Ein unterhaltsamer und bildender Vormittag.

Draußen war inzwischen des Friedrichstraßenfest im vollen Gange. Uns zu Ehren wurde der rote Teppich ausgerollt und alle Händler und Gastronomen präsentierten sich draußen.

   

Man hätte nie gedacht, dass Bonn so viele Menschen hat. Wikipedia wusste es, es sind etwas mehr als 320.000 Einwohner. Etwas abseits vom Getriebe fanden wir den schönen Platz zum Weintrinken. Nebenbei lief das Spiel Ungarn gegen Schweiz. Als wir gerade gehen wollten, fragte uns eine Dame, ob sie unseren Tisch übernehmen könne. Konnte sie und es entspann sich ein angenehmes Gespräch über Gott und die Welt so dass auch wir bis zum Ende des Spieles verweilte. Sie war Lehrerin und arbeitet an der Bonner Universität in der Verwaltung. Ihr Eindruck von von den Studenten war bei weitem nicht so schlecht wie meiner von meinen BA Studenten. Aber bei Ihr  gab es nur Lehramtsstudenten. Vielleicht liegt es ja daran.

Da es schon spät war, ließen wir das Regierungsviertel aus. Vielleicht nicht ganz so schlimm und wiederholbar.

Nach einer kurzen Pause im Hotel ging es zum Schiffsanleger, Einlass war ab 19:30, aber kein Schiff war da. Doch halt, eins lag am Anleger der KD Schifffahrt, ca 750 m zu Fuß. Also nichts wie hin. Dort gab es aber nur weißgewandete junge Menschen. Loni wußte gleich , dass kann nicht für uns sein. Ich hätte ja wenigstens gefragt, aber wahrscheinlich hatte sie Recht. Und außerdem passt die Mugge nicht zu einer Lounge Abendfahrt. Inzwischen war es kurz vor 8:00. Am anderen Ende  des Kais erschien noch ein Schiff. Nichts wie hin. Es war ein Kreuzfahrtschiff. Wir waren ratlos. Noch einmal das Datum gecheckt, aber auch das stimmte.

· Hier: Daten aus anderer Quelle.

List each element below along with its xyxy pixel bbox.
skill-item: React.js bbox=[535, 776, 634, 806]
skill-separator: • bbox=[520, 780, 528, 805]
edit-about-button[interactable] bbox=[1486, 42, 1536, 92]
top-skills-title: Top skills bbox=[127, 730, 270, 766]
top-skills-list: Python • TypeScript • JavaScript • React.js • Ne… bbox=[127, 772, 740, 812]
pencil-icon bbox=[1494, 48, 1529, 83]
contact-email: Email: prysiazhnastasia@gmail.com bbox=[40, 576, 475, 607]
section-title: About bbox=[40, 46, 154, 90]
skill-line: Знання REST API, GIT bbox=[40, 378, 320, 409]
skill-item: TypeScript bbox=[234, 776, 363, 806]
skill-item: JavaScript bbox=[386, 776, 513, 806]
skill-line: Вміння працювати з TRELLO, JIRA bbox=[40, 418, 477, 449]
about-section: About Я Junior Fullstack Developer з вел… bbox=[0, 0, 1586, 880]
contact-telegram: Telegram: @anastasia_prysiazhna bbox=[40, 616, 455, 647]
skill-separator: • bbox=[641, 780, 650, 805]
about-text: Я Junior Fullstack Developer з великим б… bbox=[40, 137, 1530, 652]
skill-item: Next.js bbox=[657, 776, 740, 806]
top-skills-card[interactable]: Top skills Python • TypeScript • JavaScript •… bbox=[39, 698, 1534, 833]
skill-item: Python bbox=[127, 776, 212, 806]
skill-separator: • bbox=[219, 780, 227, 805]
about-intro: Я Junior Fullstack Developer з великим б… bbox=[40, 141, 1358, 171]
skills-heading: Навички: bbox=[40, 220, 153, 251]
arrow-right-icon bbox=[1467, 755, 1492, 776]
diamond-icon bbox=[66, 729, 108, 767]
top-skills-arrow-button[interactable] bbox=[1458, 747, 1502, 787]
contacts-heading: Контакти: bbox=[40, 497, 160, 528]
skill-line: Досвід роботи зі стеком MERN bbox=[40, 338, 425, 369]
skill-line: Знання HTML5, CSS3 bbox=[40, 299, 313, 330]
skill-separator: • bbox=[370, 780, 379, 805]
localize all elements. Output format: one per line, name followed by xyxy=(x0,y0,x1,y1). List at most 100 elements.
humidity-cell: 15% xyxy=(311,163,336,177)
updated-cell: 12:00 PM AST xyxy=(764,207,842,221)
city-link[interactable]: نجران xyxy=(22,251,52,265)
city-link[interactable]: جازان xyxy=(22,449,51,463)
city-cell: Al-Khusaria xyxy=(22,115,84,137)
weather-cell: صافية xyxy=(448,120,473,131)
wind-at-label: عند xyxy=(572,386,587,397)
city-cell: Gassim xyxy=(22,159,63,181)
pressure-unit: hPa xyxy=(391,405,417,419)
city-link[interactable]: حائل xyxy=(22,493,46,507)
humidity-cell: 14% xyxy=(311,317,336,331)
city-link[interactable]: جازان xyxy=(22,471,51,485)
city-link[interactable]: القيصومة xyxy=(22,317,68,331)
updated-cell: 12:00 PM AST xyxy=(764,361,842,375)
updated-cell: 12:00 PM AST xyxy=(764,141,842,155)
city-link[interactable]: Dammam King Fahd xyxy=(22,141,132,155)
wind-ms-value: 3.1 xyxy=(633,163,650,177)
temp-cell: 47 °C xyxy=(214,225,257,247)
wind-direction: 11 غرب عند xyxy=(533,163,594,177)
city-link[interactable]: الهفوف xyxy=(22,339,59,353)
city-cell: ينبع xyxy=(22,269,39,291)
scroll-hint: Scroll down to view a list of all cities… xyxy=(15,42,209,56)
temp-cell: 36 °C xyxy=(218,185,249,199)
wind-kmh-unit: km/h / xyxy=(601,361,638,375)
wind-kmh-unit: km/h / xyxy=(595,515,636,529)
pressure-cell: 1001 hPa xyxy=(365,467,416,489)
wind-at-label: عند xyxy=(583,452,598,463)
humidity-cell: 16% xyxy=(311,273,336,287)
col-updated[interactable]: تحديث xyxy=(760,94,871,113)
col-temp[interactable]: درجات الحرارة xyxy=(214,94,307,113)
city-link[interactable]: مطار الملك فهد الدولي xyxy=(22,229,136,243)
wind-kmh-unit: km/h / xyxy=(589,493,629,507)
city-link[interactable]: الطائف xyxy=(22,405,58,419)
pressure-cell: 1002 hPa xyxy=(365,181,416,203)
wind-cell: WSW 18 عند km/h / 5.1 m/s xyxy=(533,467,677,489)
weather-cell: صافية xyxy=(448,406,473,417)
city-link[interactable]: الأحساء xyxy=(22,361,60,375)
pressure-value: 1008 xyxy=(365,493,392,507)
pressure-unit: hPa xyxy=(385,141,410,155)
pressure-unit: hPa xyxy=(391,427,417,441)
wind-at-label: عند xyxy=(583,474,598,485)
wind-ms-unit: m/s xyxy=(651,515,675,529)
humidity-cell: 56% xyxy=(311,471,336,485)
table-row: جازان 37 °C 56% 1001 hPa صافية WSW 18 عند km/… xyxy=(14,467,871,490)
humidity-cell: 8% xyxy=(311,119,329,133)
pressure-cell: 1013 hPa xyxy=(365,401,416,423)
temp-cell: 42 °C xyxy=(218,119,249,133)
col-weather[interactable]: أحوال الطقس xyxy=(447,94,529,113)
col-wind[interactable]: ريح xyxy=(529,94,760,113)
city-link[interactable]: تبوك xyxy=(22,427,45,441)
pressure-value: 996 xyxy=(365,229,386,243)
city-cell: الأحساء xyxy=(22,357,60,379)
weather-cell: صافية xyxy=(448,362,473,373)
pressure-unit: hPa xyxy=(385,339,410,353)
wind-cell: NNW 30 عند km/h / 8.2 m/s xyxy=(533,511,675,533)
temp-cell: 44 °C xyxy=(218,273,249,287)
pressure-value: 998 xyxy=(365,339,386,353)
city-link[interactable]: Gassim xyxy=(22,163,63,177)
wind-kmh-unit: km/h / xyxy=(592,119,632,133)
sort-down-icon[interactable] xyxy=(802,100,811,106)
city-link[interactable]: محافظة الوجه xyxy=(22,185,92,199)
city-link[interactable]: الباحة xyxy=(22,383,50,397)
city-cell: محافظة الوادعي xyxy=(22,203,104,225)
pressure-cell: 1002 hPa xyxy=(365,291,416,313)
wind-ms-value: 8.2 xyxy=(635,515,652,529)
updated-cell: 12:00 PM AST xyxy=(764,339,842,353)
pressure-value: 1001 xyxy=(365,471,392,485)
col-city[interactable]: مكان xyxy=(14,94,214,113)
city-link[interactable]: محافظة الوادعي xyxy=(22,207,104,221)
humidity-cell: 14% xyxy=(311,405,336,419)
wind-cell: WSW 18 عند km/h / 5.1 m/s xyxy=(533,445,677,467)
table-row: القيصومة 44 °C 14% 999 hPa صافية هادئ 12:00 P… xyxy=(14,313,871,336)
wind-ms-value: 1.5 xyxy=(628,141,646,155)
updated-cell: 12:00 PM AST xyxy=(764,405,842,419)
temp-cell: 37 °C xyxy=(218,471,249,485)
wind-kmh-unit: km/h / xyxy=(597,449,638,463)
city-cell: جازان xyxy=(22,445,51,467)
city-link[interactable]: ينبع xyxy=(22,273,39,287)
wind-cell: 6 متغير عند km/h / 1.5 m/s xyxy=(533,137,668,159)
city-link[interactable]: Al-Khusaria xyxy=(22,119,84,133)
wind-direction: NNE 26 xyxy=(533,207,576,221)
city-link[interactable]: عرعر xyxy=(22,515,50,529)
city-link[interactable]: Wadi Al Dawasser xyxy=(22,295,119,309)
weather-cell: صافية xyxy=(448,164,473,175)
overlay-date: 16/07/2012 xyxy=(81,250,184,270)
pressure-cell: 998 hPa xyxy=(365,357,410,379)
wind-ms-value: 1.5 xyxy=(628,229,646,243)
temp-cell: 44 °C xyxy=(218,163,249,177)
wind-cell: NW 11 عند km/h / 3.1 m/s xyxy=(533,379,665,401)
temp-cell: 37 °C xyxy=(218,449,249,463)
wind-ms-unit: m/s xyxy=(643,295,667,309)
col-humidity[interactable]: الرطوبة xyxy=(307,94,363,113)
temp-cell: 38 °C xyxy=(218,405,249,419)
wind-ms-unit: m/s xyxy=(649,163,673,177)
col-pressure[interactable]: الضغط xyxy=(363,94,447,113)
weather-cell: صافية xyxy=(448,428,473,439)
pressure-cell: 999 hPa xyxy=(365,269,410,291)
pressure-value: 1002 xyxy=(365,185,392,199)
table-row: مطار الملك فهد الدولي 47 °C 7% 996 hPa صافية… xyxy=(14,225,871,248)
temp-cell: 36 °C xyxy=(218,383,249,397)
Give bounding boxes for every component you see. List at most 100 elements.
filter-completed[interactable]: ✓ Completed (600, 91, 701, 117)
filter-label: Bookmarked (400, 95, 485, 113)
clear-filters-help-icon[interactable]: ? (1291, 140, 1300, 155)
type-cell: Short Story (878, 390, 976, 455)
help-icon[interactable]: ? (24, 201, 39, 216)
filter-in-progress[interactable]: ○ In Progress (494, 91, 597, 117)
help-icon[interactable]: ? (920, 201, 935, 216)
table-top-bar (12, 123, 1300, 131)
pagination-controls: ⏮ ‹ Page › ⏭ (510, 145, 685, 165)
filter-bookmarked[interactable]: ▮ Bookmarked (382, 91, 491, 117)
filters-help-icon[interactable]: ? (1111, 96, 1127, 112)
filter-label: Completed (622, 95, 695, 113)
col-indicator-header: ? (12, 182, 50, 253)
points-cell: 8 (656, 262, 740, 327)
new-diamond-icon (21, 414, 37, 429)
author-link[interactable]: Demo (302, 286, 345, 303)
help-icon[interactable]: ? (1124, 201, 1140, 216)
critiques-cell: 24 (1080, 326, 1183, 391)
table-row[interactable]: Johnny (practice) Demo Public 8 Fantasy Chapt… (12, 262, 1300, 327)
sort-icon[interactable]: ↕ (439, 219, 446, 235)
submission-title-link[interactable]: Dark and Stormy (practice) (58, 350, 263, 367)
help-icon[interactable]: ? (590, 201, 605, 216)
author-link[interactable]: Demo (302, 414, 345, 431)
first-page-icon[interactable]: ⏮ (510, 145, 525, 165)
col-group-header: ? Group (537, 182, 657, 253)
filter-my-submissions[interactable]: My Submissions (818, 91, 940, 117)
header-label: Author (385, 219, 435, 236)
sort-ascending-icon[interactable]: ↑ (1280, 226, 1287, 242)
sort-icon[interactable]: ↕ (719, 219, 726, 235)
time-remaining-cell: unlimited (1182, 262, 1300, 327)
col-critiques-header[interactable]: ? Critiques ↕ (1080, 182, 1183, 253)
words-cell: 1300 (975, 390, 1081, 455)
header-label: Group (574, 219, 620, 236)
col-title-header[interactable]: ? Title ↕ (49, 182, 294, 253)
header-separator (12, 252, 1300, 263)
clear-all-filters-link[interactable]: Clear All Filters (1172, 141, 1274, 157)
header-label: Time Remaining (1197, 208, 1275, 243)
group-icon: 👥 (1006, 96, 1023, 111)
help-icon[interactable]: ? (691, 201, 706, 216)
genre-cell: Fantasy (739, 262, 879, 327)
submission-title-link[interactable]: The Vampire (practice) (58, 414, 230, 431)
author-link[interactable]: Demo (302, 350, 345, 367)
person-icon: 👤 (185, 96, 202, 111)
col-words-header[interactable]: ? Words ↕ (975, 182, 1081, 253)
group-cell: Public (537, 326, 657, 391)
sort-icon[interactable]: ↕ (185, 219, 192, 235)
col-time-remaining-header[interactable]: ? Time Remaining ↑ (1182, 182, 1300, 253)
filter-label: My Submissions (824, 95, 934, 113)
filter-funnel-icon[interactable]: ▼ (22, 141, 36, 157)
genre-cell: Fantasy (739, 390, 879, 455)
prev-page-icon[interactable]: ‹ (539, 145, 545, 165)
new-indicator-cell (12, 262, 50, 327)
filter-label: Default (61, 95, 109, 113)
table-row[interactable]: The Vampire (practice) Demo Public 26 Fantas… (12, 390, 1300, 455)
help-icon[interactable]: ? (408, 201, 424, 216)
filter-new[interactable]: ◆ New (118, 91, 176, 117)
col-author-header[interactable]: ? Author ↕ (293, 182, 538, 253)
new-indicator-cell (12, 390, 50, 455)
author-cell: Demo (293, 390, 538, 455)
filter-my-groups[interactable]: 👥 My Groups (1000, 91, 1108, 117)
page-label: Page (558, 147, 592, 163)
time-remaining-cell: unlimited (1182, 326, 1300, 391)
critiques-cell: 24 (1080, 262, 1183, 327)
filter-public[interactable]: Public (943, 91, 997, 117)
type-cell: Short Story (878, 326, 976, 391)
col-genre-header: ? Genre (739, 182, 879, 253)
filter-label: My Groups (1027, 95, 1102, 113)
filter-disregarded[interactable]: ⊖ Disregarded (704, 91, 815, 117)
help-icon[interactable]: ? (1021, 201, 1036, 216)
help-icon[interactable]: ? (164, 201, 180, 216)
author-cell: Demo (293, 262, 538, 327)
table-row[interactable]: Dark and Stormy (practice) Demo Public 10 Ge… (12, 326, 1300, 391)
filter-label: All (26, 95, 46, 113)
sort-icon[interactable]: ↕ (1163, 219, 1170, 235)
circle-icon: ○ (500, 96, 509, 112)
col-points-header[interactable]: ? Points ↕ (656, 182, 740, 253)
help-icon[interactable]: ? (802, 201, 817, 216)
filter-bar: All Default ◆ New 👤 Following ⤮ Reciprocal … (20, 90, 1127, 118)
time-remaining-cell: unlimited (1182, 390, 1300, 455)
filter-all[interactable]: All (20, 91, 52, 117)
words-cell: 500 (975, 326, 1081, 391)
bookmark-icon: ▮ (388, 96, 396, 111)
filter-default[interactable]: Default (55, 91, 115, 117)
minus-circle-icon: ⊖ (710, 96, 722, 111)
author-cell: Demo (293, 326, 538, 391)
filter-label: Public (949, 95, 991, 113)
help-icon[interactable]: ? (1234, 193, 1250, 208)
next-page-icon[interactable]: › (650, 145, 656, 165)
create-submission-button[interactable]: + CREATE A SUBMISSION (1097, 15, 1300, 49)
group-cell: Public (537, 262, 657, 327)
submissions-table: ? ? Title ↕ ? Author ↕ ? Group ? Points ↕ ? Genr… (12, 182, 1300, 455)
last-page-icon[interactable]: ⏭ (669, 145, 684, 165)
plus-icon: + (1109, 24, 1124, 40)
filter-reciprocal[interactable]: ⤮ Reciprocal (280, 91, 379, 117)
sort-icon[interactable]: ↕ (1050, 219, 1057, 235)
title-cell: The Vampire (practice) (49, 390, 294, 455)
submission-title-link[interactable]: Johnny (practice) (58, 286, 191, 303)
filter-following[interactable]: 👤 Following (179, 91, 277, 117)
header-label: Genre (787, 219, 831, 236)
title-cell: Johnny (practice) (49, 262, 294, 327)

Es war im Moment nicht zu ändern, in Gedanken habe ich schon die Beschwerdemail formuliert und wir trudelten in den Biergarten „Alter Zoll“ ein. Dort war es auch schön. Und hinterher haben wir die Uni noch von außen gesehen!

   

Der letzte Abend des Urlaubs endete an der Hotelbar ohne das Rätsel des verschwundenen Schiffs lösen zu können. Sie fand sich erst jetzt bei der schriftlichen  Aufarbeitung des Abends. In Bonn fahren Sonnabends keine Lounge Schiffe , aber in Köln! Doof nur, dass wir im Hotel gebucht hatten. Ich hätte nie gedacht dass man im Hotelportal Bonn Schiffe für Köln angezeigt bekommt.